JPEG Jean Lemineur entre à l’âge de 21 ans chez les Compagnons, où il apprend l’art de la maçonnerie ainsi que les bienfaits de la vie en communauté et le goût du voyage. En effet, Les Compagnons du Devoir n’est pas une association ouvrière comme les autres. Héritière des mouvements du compagnonnage nés à l’époque de la construction des cathédrales (vers le XIIe siècle), l’association a cultivé certaines valeurs éthiques et une sorte de mystique réaliste du travail bien fait, de la richesse de l’expérience pratique et de la transmission des savoir-faire. Après avoir vécu en France durant neuf ans, Jean découvre ensuite l’ACBA et décide de s’expatrier en 2005 à Charleston. Grâce à l’ACBA, il découvre pour la première fois les Etats-Unis. Attaché aux préceptes des Compagnons, Jean souhaite former ses étudiants « professionnellement, mais aussi humainement » et revaloriser des métiers trop souvent dits « de musée ».

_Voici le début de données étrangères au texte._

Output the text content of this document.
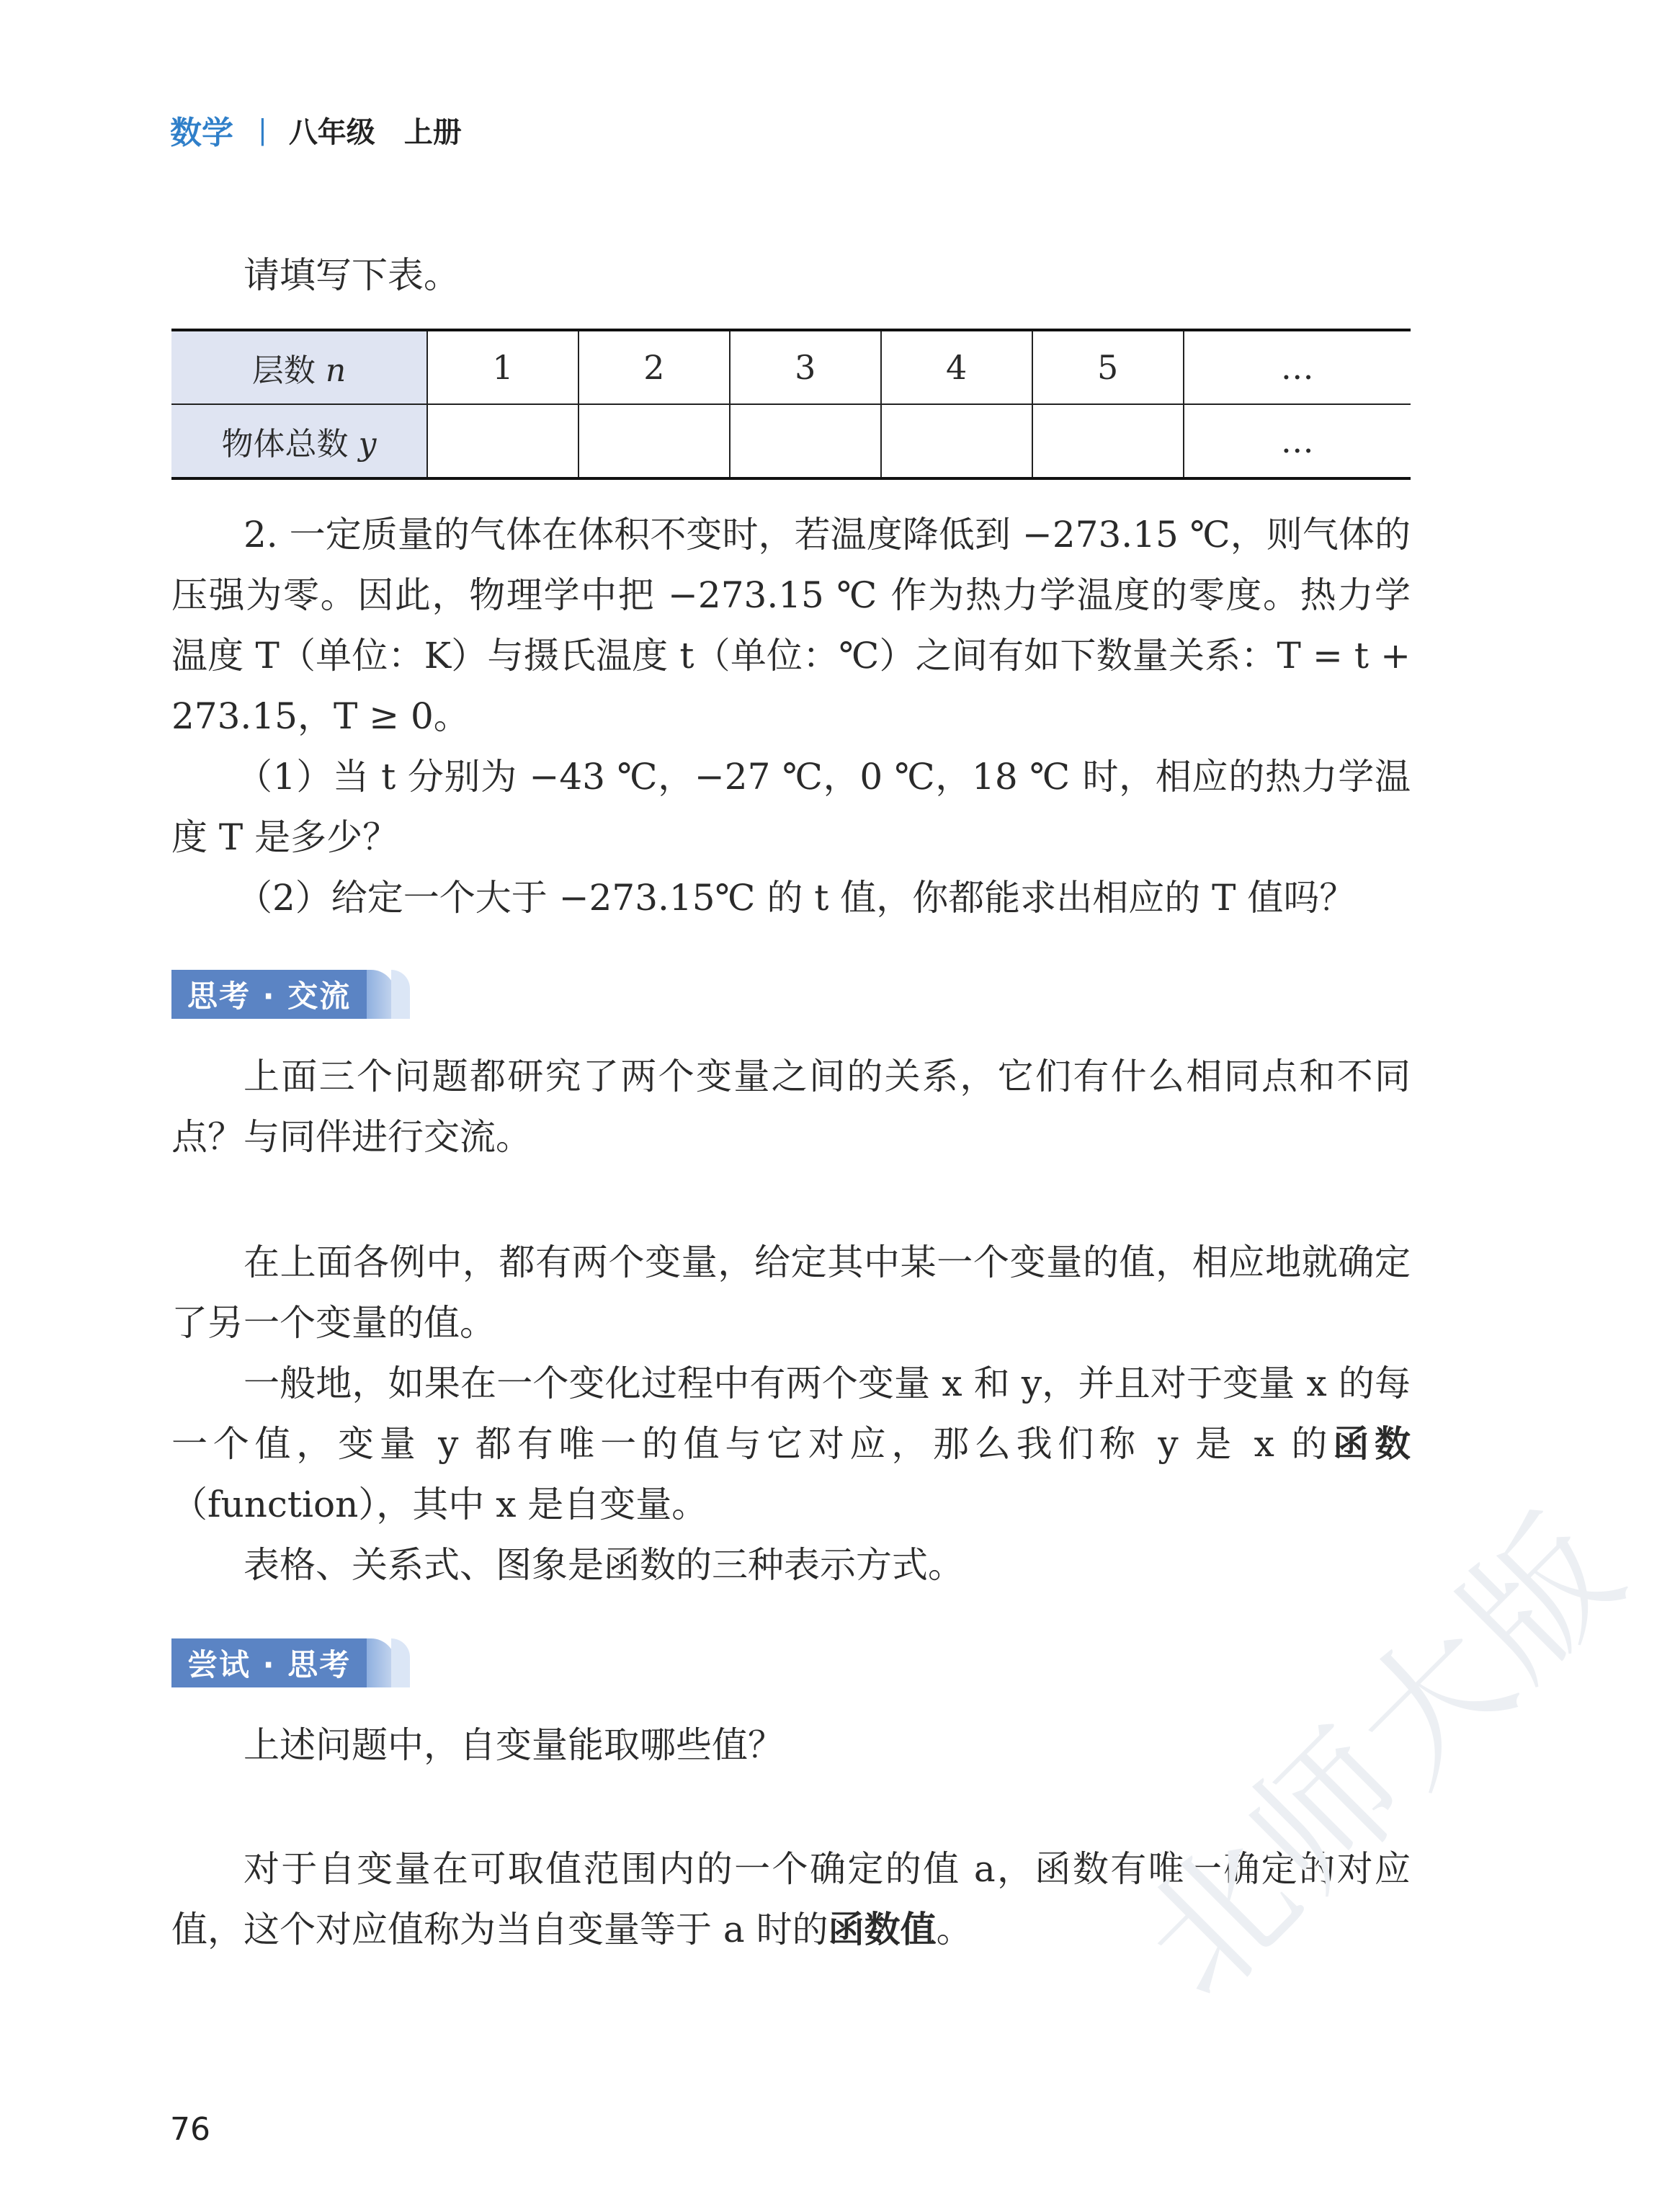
数学 | 八年级 上册

请填写下表。

层数 n	1	2	3	4	5	…
物体总数 y						…

2. 一定质量的气体在体积不变时，若温度降低到 −273.15 ℃，则气体的压强为零。因此，物理学中把 −273.15 ℃ 作为热力学温度的零度。热力学温度 T（单位：K）与摄氏温度 t（单位：℃）之间有如下数量关系：T = t + 273.15，T ≥ 0。

（1）当 t 分别为 −43 ℃，−27 ℃，0 ℃，18 ℃ 时，相应的热力学温度 T 是多少？

（2）给定一个大于 −273.15℃ 的 t 值，你都能求出相应的 T 值吗？

思考 · 交流

上面三个问题都研究了两个变量之间的关系，它们有什么相同点和不同点？与同伴进行交流。

在上面各例中，都有两个变量，给定其中某一个变量的值，相应地就确定了另一个变量的值。

一般地，如果在一个变化过程中有两个变量 x 和 y，并且对于变量 x 的每一个值，变量 y 都有唯一的值与它对应，那么我们称 y 是 x 的函数（function），其中 x 是自变量。

表格、关系式、图象是函数的三种表示方式。

尝试 · 思考

上述问题中，自变量能取哪些值？

对于自变量在可取值范围内的一个确定的值 a，函数有唯一确定的对应值，这个对应值称为当自变量等于 a 时的函数值。

76
北师大版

JPEG Charpentier de formation, Bruno Sutter est originaire d’un petit village situé à quinze kilomètres de Colmar, en Alsace. Il entre chez les Compagnons à l’âge de 19 ans. Grâce à l’association, il voyage en France, en Belgique, au Luxembourg et aux Etats-Unis, où il séjourne pendant un an dans le New Hampshire. En 2005, Bruno est sélectionné par le service international des Compagnons pour contribuer à la création de l’ACBA. Simultanément, il crée en France une micro-entreprise dont il est le seul employé, fournissant des prestations (calcul, dessin) à des cabinets d’architectes français. Cette activité occupe toujours une partie importante de son temps. Fort de son expérience de Compagnon, sa philosophie est de « former des artisans qui soient capables d’entretenir leur patrimoine immobilier ».

JPEG Natif de Rennes, en Bretagne, Mikael Letendard a enseigné la menuiserie chez les Compagnons pendant plus de deux ans, où il travaillait en collaboration avec Bruno Sutter. Après diverses expériences aux Philippines, aux Caraïbes et en Arabie Saoudite, il entre à l’ACBA au mois d’août 2007. Voyageur dans l’âme, Mikael est impatient de parcourir le territoire américain. Séduit par la région de Charleston, il apprécie particulièrement les conditions idéales de travail dont il bénéficie et la possibilité de fournir un encadrement très personnalisé à ses élèves. Fier de travailler pour « la seule école qui, aux Etats-Unis, se soucie du devenir du métier », Mikael souhaite développer les partenariats entre l’ACBA et les entreprises de la région.

Passionnés par leur métier, Bruno, Jean et Mikaël considèrent l’enseignement à l’ACBA comme un des moments les plus enrichissants de leur carrière : « la formation, c’est un passage dans le métier qui m’apporte énormément », affirme Jean Lemineur. Pour autant, tous souhaitent, dans un futur proche, créer leur propre société et travailler à l’école à temps partiel. « En tant que charpentier, j’ai plus d’opportunités ici qu’en France. Il n’y a pas autant de concurrence », explique Bruno. En effet, seulement 350 entreprises de charpenterie traditionnelle sont implantées sur le territoire des Etats-Unis, et la plus proche de Charleston se situe à quatre heures de route. Face au patrimoine historique de la région, Bruno et ses collègues ont peu de doutes sur leur potentiel de réussite.